How to use SQL CAST function
The syntax for using the CAST function looks like the following:
cast(<column_name> as <new_data_type>)
Executing this function in a SELECT statement will return the column you specified as the newly specified data type. Analytics engineers will typically be casting fields to more appropriate or useful numeric, strings, and date types. You may additionally use the CAST function in WHERE clauses and in joins.
Below, we’ll walk through a practical example using the CAST function.
SQL CAST function example
You can cast the order_id
and customer_id
fields of the Jaffle Shop’s orders
model from number types to strings using the following code:
select
cast(order_id as string) as order_id,
cast(customer_id as string) as customer_id,
order_date,
status
from {{ ref('orders') }}
After running this query, the orders
table will look a little something like this:
order_id | customer_id | order_date | status |
---|---|---|---|
1 | 1 | 2018-01-01 | returned |
2 | 3 | 2018-01-02 | completed |
3 | 94 | 2018-01-04 | completed |
Let’s be clear: the resulting data from this query looks exactly the same as the upstream orders
model. However, the order_id
and customer_id
fields are now strings, meaning you could easily concat different string variables to them.
Casting columns to their appropriate types typically happens in our dbt project’s staging models. A few reasons for that: data cleanup and standardization, such as aliasing, casting, and lower or upper casing, should ideally happen in staging models to create downstream uniformity and improve downstream performance.
SQL CAST function syntax in Snowflake, Databricks, BigQuery, and Redshift
Google BigQuery, Amazon Redshift, Snowflake, Postgres, and Databricks all support the ability to cast columns and data to different types. In addition, the syntax to cast is the same across all of them using the CAST function.
You may also see the CAST function replaced with a double colon (::), followed by the data type to convert to; cast(order_id as string)

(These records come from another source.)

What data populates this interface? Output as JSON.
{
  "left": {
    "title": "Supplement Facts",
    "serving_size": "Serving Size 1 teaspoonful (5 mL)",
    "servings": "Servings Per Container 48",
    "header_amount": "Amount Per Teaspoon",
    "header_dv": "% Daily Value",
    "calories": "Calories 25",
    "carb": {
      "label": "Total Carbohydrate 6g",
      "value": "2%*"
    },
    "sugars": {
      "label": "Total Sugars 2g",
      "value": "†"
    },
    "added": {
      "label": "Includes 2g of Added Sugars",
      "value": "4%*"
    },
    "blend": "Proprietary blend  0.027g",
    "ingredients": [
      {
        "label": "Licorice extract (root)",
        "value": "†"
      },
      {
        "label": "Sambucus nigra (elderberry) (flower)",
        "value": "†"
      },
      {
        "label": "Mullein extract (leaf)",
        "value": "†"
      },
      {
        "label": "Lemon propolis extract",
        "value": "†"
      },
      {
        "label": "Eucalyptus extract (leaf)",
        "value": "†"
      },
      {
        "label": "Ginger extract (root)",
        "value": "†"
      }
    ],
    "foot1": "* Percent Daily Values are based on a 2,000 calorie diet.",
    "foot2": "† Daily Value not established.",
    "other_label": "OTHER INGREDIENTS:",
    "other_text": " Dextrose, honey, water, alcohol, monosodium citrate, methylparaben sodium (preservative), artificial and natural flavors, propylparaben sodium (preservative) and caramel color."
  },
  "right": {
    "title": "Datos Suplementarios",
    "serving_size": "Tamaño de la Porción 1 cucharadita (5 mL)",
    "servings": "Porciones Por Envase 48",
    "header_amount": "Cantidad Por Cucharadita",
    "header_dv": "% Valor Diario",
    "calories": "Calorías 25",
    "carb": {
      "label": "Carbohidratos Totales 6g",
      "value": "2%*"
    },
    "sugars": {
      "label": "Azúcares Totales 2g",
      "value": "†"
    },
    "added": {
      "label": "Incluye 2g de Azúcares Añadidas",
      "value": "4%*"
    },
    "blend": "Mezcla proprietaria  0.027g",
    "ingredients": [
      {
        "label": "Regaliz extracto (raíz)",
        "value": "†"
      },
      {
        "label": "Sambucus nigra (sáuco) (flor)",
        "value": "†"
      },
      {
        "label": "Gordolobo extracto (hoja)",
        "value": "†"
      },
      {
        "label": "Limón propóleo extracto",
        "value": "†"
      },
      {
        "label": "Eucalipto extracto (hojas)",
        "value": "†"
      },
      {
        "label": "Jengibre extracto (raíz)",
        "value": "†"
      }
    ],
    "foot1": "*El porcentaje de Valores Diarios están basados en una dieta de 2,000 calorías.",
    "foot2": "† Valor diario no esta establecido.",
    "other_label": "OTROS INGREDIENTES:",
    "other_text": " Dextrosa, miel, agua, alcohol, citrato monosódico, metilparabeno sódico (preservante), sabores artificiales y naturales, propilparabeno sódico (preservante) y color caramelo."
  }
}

is the same thing as order_id::string
in most data warehouses.
CAST function use cases
You know at one point you’re going to need to cast a column to a different data type. But what are the scenarios folks run into that call for these conversions? At their core, these conversions need to happen because raw source data doesn’t match the analytics or business use case. This typically happens for a few reasons:
- Differences in needs or miscommunication from backend developers
- ETL tools defaulting to certain data types
- BI tools require certain fields to be specific data types
A key thing to remember when you’re casting data is the user experience in your end BI tool: are business users expecting customer_id
to be filtered on 1 or '1'? What is more intuitive for them? If one id
field is an integer, all id
fields should be integers. Just like all data modeling, consistency and standardization is key when determining when and what to cast.